When Fabry was eight years old, he heard a story on a talk radio show about a man in England who shot a bow using his teeth. The story stayed in the back of his mind. Fabry lost his right arm above the elbow and right leg above the knee in a motorcycle accident when he was 15. Almost a decade later, he remembered the story he’d heard and decided to craft something. He cut up an old pair of blue jeans to make a mouth tab he could use, and shot his first arrow.
Fabry’s passion for hunting and desire to get back into the woods motivated him to try archery. He didn’t know if would lead him to competition. He began participating in tournaments where he was shooting with able body shooters and winning. Then he met Aaron Cross, a three time Paralympian, who urged him to try out for the team.
In 2003 Fabry went to his first international tournament in Madrid. He walked out as the world champion. Since then he’s won a few more championships, including a gold medal in London and two bronze medals in the Beijing and Athens Paralympic games.
“What I’ve learned the most is how to instruct other people with disabilities. Giving back for our Vets is what pushes me the most,” said Fabry.
“I’ve been working with Vets for 12 years and every time I’m with that group it’s a lot of fun,” said Fabry, referring to his Veteran teammates.
Fabry coaches between 50-60 archers five days a week as the archery director for Break the Barriers, a nonprofit organization in Fresno, California. Break the Barriers offers free archery training for disabled Veterans. He also collaborates with the VA medical center in Fresno to help gets Veterans in the door.
“It’s an honor to be a part of this team. My teammates are some of the best shooters in the United States. We’re really a family, not a team,” said Fabry.
“We get behind each other. If someone has a bad day, we’re right there to pick them up and get them ready for the next day.”
It’s Samantha Tucker’s first U.S. Paralympics. Tucker’s an Air Force Veteran who lost her left arm in a motorcycle accident six years ago. She’s been shooting for two years.
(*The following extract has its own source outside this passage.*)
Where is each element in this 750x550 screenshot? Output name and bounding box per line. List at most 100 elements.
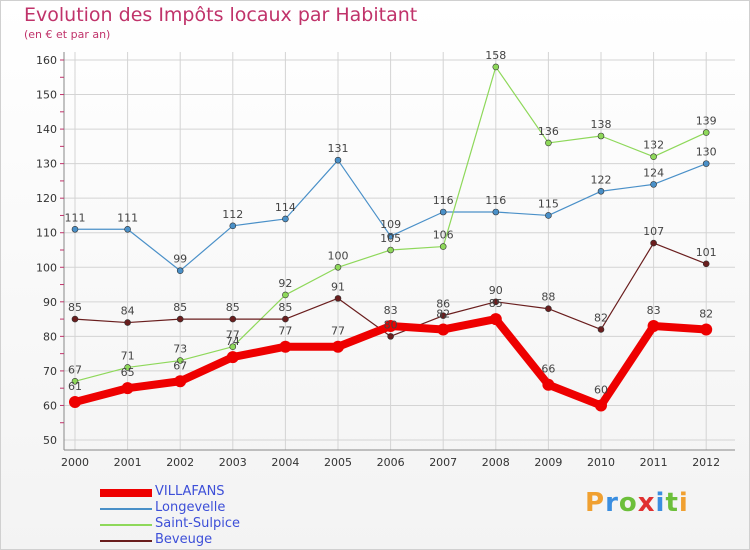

Tucker was introduced to archery in 2014 when her now fellow teammate, Jeff Fabry, came in to the prosthetics office where she worked and asked if she’d ever tried archery. He then offered to go out to his car and get his bow for her to try.
Just seven months after that, she moved to Colorado Springs to train.
Tucker competed in the 2015 Vegas Shoot. Between then and now, she’s competed in the Arizona Cup, SoCal Showdown, the Parapan Am Games and the World Archery Para Championships.
“Losing my arm was a blessing way beyond the sport itself. Just believe and try your best at whatever you do,” Tucker told TeamUSA.org.
Lisa Coryell is an Army Veteran, and the first woman W1 archer to compete in the Paralympics this summer in Rio.
Shelby, Lukow, Fabry, Tucker and Coryell will join teammates Eric Bennett, Kevin Polish and Matt Sutzman in Rio for the 2016 Paralympic Games. Competition begins Saturday, Sept. 10.